Sentí que él era diferente. Físicamente era lo que se dice uno del montón, pero con los años Elvira había aprendido a ver más allá de lo exterior. Era mucho mayor que él: un chisme muy gordo para las mujeres de la segunda fila. Para él también fue un flechazo. Lo que sentían el uno hacia el otro era un amor tan grande que prevaleció sobre el miedo de un fin irremediablemente cruel. Ya era cosa de nueve viajes entre Sevilla y Alcalá.
A pesar de todo, se amaron con locura. Se vieron cuatro veces seguidas aquellos días y estaban borrachos de pasión y cariño.

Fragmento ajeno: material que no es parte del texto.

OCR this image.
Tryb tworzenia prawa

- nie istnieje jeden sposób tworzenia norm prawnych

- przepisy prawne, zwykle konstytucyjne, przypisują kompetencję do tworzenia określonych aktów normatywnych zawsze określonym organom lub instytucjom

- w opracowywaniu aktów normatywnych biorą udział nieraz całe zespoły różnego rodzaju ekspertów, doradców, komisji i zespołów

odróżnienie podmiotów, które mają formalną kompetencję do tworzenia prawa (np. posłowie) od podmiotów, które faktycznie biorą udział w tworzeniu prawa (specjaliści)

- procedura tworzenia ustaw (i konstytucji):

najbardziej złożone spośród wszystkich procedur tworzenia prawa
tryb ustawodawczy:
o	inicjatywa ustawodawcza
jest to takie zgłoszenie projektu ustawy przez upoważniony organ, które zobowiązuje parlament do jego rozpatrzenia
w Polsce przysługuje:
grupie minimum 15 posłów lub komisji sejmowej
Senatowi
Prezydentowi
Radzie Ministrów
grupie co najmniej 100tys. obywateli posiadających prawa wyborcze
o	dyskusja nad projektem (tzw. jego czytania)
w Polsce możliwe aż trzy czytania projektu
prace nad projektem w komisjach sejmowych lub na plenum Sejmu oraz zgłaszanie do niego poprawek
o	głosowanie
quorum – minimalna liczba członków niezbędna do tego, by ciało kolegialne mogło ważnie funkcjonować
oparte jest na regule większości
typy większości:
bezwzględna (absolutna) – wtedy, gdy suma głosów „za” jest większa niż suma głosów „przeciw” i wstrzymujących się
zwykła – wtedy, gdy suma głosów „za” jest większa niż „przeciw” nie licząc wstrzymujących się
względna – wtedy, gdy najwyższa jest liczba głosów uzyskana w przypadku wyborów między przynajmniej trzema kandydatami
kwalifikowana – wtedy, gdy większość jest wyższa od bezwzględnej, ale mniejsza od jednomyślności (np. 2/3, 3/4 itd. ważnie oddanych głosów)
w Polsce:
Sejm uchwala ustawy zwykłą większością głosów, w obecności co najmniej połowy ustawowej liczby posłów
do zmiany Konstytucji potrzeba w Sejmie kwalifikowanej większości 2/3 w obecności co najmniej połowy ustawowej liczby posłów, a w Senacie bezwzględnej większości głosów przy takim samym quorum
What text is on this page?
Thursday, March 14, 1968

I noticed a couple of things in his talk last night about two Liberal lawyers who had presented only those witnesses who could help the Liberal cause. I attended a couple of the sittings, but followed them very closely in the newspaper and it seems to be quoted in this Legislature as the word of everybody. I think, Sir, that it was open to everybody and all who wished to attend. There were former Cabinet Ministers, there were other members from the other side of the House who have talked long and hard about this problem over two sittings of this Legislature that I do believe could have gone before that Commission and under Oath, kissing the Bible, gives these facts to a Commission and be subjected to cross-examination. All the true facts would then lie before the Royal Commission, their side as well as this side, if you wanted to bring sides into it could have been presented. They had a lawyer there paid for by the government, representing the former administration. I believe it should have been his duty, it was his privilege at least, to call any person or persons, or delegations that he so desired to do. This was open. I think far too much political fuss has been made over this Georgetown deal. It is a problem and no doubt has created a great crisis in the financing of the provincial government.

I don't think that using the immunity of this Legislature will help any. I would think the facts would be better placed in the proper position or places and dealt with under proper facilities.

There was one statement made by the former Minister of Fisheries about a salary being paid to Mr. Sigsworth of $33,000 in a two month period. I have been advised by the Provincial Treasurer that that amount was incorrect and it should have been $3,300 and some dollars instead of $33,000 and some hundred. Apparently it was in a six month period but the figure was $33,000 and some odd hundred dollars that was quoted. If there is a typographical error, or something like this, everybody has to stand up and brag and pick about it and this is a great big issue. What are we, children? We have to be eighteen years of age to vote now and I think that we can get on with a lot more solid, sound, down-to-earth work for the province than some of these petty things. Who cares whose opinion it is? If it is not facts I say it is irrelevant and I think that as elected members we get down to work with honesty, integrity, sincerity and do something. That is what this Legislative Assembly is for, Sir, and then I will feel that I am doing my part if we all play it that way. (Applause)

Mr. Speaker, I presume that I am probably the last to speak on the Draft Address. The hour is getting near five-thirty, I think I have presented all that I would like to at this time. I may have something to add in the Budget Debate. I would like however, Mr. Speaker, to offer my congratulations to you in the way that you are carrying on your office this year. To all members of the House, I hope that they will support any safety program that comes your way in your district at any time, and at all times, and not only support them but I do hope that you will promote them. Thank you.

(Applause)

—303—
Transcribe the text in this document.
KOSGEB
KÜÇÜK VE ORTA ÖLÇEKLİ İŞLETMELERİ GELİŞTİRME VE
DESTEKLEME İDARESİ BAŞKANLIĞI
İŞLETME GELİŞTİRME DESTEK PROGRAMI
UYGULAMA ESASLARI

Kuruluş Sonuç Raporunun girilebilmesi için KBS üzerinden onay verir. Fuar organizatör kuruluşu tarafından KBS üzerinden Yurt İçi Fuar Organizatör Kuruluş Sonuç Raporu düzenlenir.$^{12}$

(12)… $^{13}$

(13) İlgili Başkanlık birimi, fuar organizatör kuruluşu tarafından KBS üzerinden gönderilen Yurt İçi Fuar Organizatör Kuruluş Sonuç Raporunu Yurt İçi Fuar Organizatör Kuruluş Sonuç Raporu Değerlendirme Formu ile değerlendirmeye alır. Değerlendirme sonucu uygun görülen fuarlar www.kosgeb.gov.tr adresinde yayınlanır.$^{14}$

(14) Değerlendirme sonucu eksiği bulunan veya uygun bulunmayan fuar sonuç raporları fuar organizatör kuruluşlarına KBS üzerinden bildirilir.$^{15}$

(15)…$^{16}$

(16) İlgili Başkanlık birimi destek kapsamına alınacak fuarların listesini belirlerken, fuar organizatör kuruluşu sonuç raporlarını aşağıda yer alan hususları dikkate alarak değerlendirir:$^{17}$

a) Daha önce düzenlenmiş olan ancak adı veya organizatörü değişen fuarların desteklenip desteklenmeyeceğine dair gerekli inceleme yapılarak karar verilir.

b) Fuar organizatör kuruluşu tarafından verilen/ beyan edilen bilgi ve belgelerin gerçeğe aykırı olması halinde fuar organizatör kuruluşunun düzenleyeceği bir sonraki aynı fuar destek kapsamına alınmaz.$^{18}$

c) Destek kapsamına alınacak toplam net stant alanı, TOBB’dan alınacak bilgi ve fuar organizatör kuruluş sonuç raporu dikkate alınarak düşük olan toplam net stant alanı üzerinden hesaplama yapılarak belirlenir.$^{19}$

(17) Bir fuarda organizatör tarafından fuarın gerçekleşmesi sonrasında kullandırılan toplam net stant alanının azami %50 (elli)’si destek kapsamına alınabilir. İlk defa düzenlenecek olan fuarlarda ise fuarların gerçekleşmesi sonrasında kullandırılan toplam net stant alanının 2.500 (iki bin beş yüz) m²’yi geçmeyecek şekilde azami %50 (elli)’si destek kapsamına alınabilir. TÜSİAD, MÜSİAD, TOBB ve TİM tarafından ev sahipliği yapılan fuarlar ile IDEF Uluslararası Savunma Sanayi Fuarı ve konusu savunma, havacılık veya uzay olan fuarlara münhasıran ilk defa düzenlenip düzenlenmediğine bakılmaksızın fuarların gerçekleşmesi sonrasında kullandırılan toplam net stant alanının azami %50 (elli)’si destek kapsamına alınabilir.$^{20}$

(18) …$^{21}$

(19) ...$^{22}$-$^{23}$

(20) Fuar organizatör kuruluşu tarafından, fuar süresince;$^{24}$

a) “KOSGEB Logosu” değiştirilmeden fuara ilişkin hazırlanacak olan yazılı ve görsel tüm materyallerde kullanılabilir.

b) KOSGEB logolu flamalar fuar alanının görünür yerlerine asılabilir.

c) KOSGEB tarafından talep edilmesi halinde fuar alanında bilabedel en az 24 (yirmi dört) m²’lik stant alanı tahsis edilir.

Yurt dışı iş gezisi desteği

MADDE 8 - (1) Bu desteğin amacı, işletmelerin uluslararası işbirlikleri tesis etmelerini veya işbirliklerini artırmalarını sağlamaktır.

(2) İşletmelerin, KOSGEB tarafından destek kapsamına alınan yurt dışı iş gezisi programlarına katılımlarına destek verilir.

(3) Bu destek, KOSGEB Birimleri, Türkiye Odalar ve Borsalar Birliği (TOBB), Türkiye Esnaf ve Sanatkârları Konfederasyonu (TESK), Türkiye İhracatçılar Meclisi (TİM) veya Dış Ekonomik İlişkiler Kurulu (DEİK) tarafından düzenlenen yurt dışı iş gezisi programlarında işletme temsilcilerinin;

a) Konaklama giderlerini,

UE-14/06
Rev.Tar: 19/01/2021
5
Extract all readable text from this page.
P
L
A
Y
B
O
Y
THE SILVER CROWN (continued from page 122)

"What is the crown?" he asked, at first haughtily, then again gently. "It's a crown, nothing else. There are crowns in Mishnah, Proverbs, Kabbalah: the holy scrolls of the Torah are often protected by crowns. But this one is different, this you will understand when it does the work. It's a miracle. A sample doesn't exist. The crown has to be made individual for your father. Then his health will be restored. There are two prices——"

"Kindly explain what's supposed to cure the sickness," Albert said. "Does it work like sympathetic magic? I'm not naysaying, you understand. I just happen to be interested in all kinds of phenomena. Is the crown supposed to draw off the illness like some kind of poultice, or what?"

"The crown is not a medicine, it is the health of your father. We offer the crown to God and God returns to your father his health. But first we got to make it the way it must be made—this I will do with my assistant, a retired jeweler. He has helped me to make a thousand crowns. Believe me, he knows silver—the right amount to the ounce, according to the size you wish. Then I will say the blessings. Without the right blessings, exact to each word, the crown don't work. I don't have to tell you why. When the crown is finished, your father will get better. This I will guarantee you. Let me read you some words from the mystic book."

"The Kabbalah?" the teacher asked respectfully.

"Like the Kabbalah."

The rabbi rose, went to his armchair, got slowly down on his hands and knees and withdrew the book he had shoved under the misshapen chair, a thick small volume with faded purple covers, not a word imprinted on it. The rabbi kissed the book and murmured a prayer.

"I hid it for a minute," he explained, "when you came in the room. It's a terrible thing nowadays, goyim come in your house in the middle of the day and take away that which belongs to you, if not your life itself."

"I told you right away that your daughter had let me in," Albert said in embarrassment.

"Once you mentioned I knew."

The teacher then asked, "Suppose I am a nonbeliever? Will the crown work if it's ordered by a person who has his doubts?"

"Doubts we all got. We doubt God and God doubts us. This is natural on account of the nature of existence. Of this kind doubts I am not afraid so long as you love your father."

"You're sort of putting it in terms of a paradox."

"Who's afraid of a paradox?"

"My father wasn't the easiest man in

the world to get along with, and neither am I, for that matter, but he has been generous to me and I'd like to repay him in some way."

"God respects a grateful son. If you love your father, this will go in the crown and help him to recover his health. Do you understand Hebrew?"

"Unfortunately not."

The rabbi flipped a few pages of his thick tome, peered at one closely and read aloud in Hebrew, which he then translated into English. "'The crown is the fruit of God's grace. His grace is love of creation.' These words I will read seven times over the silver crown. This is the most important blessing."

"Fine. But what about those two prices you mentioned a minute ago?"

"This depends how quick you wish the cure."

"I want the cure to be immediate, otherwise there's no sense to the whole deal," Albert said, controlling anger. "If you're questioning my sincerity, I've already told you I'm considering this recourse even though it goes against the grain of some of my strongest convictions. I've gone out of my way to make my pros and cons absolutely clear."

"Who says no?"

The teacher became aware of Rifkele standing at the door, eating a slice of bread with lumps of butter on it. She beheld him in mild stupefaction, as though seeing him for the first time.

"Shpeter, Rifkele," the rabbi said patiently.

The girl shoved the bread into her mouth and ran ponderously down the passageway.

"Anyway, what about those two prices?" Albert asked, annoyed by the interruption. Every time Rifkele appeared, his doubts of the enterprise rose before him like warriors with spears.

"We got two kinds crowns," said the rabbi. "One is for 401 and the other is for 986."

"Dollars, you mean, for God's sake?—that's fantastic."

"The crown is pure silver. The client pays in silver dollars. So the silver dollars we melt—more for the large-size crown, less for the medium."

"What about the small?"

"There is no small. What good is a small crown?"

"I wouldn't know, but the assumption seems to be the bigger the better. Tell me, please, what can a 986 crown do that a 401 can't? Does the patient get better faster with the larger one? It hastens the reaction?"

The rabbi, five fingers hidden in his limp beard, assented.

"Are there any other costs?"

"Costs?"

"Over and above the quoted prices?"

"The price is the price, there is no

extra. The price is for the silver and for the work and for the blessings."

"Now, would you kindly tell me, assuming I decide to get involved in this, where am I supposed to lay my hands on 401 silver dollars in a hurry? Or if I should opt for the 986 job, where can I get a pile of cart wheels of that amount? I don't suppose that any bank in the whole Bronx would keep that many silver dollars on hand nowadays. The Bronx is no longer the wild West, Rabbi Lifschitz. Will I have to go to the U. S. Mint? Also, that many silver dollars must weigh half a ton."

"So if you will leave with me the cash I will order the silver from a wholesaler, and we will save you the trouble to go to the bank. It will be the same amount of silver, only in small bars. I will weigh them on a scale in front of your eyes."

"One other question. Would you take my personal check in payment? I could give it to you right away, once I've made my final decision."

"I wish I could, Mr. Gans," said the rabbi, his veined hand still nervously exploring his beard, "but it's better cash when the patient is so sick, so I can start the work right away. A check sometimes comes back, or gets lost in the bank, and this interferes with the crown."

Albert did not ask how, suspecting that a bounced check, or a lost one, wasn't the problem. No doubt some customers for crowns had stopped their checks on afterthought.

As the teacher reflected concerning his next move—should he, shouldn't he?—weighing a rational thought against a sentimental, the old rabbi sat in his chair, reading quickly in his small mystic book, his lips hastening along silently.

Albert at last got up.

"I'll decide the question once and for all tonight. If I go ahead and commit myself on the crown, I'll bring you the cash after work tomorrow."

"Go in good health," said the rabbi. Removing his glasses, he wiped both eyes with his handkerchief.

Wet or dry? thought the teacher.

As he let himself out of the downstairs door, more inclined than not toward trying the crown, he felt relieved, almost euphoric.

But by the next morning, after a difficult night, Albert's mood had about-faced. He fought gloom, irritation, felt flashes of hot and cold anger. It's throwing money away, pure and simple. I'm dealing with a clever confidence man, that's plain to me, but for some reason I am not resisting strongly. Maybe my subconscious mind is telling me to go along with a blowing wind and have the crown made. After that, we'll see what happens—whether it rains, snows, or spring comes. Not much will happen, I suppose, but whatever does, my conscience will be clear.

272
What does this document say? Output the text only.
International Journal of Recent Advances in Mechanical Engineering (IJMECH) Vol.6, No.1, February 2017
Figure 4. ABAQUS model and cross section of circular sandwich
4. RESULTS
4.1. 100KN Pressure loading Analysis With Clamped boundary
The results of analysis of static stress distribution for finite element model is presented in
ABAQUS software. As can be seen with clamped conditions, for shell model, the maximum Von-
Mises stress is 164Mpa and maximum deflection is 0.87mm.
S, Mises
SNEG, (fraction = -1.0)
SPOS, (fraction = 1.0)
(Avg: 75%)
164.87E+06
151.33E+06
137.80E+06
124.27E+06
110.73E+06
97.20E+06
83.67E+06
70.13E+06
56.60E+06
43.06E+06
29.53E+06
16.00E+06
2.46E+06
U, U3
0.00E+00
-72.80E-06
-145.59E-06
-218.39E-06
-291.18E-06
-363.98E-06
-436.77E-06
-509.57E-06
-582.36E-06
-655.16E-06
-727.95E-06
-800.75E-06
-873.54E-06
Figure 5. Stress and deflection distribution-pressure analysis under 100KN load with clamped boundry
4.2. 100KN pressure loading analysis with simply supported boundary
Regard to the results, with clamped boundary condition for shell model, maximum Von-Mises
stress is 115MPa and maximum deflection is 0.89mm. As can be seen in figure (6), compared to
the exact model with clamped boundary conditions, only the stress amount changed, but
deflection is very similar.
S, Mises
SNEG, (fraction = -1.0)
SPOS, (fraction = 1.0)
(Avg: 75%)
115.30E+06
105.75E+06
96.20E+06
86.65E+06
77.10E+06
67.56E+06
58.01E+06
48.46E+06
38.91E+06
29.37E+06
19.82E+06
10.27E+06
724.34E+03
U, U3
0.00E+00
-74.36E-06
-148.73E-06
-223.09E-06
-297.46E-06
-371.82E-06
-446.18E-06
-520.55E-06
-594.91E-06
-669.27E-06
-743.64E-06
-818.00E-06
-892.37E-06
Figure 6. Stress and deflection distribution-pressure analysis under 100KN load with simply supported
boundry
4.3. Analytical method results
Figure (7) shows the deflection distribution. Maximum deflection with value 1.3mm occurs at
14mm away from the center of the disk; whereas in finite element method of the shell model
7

Ella le puso nombre: “Bono”. Él, que pasaba gran parte de su vida en una cartera, no sabía quienes eran los U2, pero todo le encantaba y le parecía estupendo.
El amor es un niño. Es ingenuo e imprevisible. Un niño de dieciséis años que coge el bus sin ninguna regularidad los fines de semana. A veces, subía en la Casa de la Cultura, otras en el Instituto, o en Los Arcos. Con él subía Bono. Esto hacía que los encuentros fueran más inesperados: de estas cosas se alimenta el amor.

Cuando le encontraba encima a Bono señales dejadas por otras, Elvira se ponía triste: no era celosa, pero aquellas señales significaban que les quedaba menos tiempo. Entonces se dio cuenta de que cada caricia podía ser la última y le dijo que le gustaría escribirle una poesía, dejarle impreso algo único y para siempre. Bono se extrañó y ella sonrió con ingenuidad, abrazándolo, lo besó y le dejó escrito en su preciosa espalda: ¡Qué es poesía!¿Y tú me lo preguntas? Después de unos días de anhelo volvieron a encontrarse y ella completó: Poesía eres tú.

Fue el calor de un momento de eternidad: hasta el sonido típico de validación aquella vez no fue mecánico y triste.

El último encuentro fue el mayo pasado. Llovía una lluvía templada. Elvira sentía acercarse la fecha y llevaba días sin funcionar correctamente. Bono llegó llorando. No podían soportar la idea de alejarse definitivamente. Entonces, cuando el niño introdujo a Bono, ella lo retuvo dentro de sí. El apretó más fuerte y nunca más salió. Se engancharon en un abrazo perfecto, infinito. El amor celebró su triunfo.

Desde entonces, tras un vano trabajo de técnicos, viven juntos guardados en un depósito de autobuses del Consorcio de Transporte. El futuro ya no les preocupa: quien se ama tiene toda la vida por delante.

El niño, subiendo al autobús M-121, nota aquella superficie metálica vacía: el hueco dejado por la antigua máquina de validar. Elvira la llamaban, amistosamente, los chóferes. Estrena su nueva tarjeta recargable de plástico verde. Se sienta leyendo un libro de rimas de Bécquer. “Ay, el niño se ha enamorado...”, murmuraron las mujeres de la segunda fila.